There is also no guarantee that the hackers won’t just take the money and not return the files and access to your systems.
Once ransomware has been installed, there are usually two options:
- Pay the ransom
- Refuse the ransom and try to get your files and systems back on your own
If you don’t maintain proper backups and don’t have a disaster recovery environment setup, refusing the ransom could mean you may need to start your entire IT infrastructure from scratch.
For government agencies, this means major downtime of critical pubic resources for safety and services.
If you do have a proper backup and recovery environment, refusing the ransom still requires a lot of work to retrieve the files and systems and secure the network. This could cost a-lot of money, as we saw in the Atlanta ransomware case.
This is why local and state governments are starting to ramp up their IT Monitoring to thwart ransomware attacks.
The first major step that government agencies are taking to help prevent these malicious attacks are by education their staff.
By education their staff on what to look for, they are providing phishing and social engineering training.
The most common way that ransomware is installed is through e-mail attachments and through clicking and opening e-mail links.
The next major step is to make sure IT systems have leading antivirus and anti-malware tools installed on every workstation and server.

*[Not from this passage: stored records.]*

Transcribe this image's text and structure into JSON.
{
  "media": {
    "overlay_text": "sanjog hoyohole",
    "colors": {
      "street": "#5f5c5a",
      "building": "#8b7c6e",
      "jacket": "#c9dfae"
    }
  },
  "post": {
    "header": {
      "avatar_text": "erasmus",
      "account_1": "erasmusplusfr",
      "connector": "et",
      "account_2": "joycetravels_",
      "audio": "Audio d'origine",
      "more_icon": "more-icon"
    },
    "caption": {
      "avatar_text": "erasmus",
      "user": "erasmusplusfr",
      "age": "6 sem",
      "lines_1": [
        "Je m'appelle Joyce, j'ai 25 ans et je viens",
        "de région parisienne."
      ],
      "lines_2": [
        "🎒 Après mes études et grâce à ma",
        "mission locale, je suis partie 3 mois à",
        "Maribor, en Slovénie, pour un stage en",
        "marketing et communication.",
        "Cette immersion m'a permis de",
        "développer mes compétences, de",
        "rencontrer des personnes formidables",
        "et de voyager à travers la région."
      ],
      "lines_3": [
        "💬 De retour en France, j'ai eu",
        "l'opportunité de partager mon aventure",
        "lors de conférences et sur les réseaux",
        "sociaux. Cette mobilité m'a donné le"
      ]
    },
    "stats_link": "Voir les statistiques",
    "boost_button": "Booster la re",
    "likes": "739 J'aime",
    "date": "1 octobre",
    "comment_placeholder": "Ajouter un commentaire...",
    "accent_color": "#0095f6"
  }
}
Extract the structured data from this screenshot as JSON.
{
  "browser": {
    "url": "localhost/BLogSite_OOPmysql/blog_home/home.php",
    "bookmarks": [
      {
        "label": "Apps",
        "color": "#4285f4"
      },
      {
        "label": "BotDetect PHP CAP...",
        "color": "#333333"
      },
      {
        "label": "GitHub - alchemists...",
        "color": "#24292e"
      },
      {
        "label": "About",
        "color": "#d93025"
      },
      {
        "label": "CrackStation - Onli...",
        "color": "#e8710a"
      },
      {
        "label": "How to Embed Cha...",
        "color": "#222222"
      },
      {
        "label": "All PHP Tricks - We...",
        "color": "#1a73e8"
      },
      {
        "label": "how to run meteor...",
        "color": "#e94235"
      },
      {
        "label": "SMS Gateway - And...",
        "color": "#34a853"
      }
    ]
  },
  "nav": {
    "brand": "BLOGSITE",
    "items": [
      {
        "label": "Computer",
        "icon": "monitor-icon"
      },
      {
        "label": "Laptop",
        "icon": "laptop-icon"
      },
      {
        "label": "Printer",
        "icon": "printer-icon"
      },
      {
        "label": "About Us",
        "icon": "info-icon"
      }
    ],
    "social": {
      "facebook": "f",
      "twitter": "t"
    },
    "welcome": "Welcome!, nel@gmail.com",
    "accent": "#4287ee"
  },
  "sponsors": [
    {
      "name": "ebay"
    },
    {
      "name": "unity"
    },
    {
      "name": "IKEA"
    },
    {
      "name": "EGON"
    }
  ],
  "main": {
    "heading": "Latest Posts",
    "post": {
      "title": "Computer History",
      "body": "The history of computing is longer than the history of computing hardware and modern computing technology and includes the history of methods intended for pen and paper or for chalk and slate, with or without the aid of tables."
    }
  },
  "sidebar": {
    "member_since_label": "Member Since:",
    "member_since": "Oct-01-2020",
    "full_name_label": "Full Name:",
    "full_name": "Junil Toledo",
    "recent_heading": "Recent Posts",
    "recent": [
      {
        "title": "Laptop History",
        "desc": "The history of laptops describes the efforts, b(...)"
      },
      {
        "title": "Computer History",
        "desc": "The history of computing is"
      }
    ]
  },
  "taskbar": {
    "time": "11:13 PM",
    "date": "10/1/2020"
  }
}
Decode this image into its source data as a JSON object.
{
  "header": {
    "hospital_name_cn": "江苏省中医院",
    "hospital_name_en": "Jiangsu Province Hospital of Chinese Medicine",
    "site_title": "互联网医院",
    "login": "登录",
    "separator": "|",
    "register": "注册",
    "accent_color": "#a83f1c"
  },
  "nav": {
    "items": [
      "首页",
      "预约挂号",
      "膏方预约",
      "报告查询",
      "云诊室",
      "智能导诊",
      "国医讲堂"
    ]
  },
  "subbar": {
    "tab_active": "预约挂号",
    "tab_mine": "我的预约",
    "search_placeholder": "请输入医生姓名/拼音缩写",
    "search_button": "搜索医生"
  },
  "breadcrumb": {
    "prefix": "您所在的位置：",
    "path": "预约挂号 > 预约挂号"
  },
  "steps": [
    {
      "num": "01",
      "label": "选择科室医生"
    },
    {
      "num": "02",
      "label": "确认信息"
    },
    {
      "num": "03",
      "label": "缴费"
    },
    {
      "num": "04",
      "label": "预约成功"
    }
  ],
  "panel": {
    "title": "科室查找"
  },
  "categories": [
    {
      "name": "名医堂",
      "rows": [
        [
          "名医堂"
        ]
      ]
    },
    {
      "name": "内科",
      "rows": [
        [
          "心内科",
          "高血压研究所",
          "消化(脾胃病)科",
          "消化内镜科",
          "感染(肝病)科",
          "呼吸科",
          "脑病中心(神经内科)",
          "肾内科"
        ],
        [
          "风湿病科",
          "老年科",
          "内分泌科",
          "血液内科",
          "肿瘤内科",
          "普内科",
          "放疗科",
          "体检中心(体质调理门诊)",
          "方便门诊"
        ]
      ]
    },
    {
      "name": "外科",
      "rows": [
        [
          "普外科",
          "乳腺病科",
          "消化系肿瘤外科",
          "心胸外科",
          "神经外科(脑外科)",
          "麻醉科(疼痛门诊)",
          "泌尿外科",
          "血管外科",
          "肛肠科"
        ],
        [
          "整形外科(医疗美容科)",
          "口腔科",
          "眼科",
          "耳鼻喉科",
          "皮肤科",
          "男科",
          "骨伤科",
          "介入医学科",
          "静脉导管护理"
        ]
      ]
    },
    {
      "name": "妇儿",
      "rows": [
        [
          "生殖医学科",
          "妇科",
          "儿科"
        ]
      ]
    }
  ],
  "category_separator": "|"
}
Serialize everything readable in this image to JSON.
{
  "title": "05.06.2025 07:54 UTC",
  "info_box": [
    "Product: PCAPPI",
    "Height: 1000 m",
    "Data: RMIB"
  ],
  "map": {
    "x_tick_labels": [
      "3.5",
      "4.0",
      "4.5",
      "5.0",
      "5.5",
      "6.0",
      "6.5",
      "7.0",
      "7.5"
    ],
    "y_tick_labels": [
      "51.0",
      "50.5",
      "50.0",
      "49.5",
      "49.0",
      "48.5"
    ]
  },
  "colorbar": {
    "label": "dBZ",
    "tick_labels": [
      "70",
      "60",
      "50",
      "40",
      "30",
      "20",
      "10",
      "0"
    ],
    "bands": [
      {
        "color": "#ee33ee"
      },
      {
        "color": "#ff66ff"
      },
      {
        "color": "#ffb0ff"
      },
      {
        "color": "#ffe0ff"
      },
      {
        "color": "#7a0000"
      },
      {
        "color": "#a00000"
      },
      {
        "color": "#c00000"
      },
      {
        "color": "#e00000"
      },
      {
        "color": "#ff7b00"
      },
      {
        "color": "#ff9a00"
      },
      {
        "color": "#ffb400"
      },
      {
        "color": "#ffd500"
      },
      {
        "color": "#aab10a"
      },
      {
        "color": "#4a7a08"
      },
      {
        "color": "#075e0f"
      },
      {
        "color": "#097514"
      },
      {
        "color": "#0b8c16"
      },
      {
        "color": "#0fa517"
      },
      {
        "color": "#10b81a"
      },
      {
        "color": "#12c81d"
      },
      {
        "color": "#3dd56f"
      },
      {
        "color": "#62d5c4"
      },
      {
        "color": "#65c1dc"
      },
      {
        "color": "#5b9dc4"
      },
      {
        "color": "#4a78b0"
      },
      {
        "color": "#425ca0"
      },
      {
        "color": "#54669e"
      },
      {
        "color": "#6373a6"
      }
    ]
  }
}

Lastly, and of equal importance, is having a rock solid backup and disaster recovery plan in place so that if a ransomware does slip through the cracks, you are covered and are able to get your files back.
This allows you to bring the systems back up where you left off, or at least close to where you left off before the attack.
Some government agencies are even purchasing cyber-insurance to help protect them if there is a ransomware attack.
Cyber-insurance help organization recoup some of the costs associated with a ransomware attack or other type of cyber attack.